Síndrome de Prader-Willi
Introdução
A síndrome Prader‑Willi (OMIM 176270) é uma doença neurogenética rara e complexa que resulta da ausência de expressão dos genes paternos do cromossoma 15 (15q11-q13).
É caracterizada por dismorfismos e alterações endocrinológicas como défice de hormona de crescimento, obesidade, insuficiência adrenal central, hipogonadismo e hipotiroidismo, mas também alterações do neurodesenvolvimento nomeadamente comportamentais e cognitivas.
É a maior causa genética de obesidade infantil.
A maioria dos casos é esporádica, e as alterações genéticas associadas a esta síndrome podem ser causadas por 3 mecanismos diferentes: delecção 15q11-q13 em 65-70% dos casos; dissomia uniparental materna em 20-30% dos casos; defeito de imprinting genético em 2-5%.
Epidemiologia
A prevalência desta doença é de 1/15,000 a 1/30,000. Não há diferenças entre sexos.
A prevalência de SPW em doentes referenciados por hipotonia é 11%.

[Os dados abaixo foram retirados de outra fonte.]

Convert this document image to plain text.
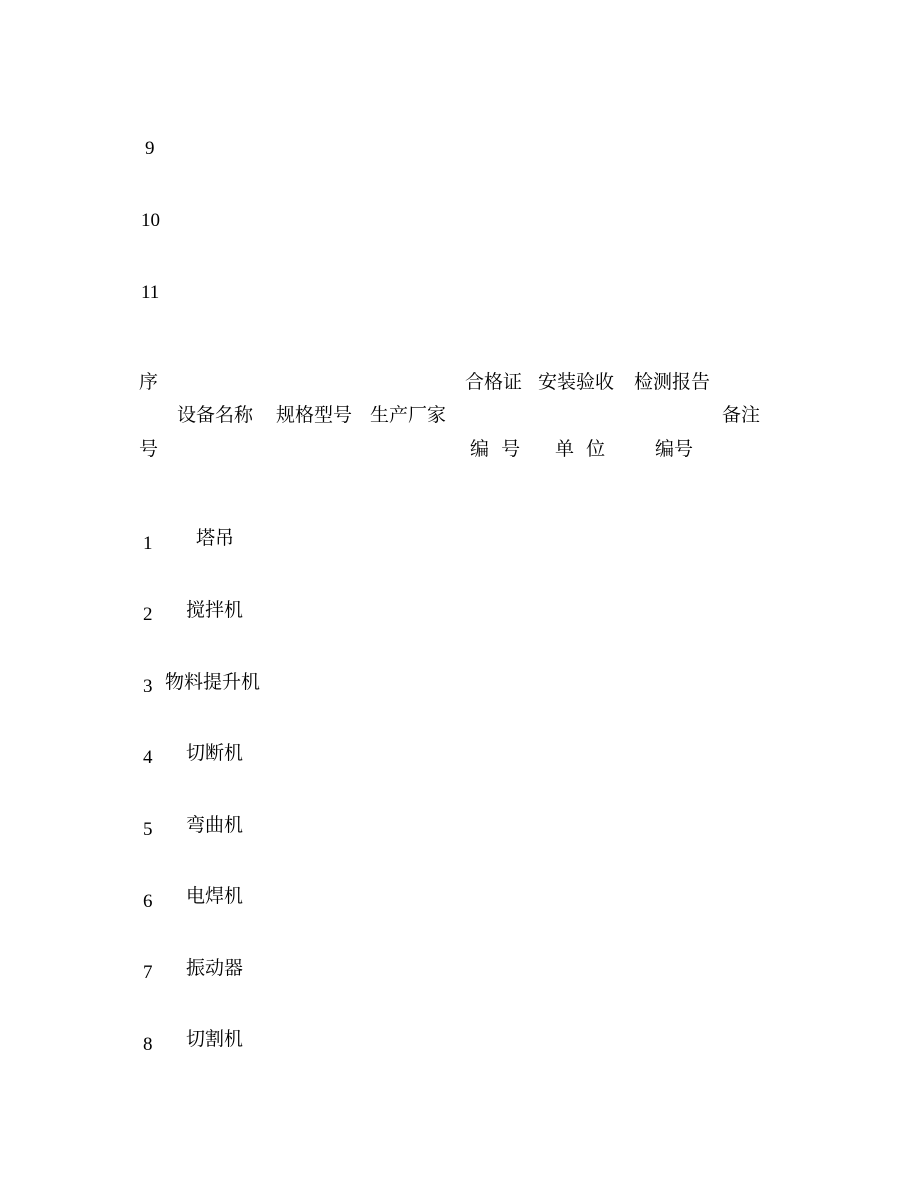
9
10
11
序
号
设备名称 规格型号 生产厂家
合格证
编  号
安装验收
单  位
检测报告
编号
备注
1 塔吊
2 搅拌机
3 物料提升机
4 切断机
5 弯曲机
6 电焊机
7 振动器
8 切割机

A prevalência de SPW em doentes referenciados por défices cognitivos é inferior a 1%.
História Clínica
- Pré-natal (fase 0) –As anomalias nutricionais na SPW começam in utero mas nenhum achado pré-natal é específico desta síndrome. São frequentes movimentos fetais reduzidos, normalmente transitórios e clinicamente insignificantes, crescimento intra-uterino assimétrico, polihidrâmnios, apresentação pélvica e criança leve para idade gestacional (LIG).
- Fase 1a (0-9M): hipotonia, apetite reduzido e fraco poder de sucção. A hipotonia grave pode conduzir a asfixia.
- Fase 1b (9-25M): progressão estável na curva de crescimento e aumento de peso até valores normais para a idade.
- Fase 2: aumento de peso. Fase 2a (2.1-4.5 anos) – aumento de peso sem alterações significativas de ingestão calórica ou de apetite.
- Fase 2b (4.5 – 8 anos) – o aumento de peso está associado a aumento do apetite e ingestão calórica, mas ainda está presente sensação de saciedade.
- Fase 3 (8 anos-idade adulta)- hiperfagia, associada tipicamente a procura contínua de comida e ausência de saciedade.
- Fase 4 (idade adulta- apetite saciável)
Obesidade : É uma das características principais dos doentes com SPW. A obesidade é essencialmente central em ambos os sexos.
Comportamentos de busca incessante de comida são frequentes e, associados a uma menor necessidade calórica total (menor actividade física e percentagem de massa magra), contribuem para a obesidade. Estudos demonstraram ainda níveis elevados de grelina (hormona orexigénica cujos níveis aumentam com o jejum e diminuem com a ingestão de alimentos) em doentes com SPW antes e depois das refeições, o que pode ser uma possível explicação para a sua hiperfagia.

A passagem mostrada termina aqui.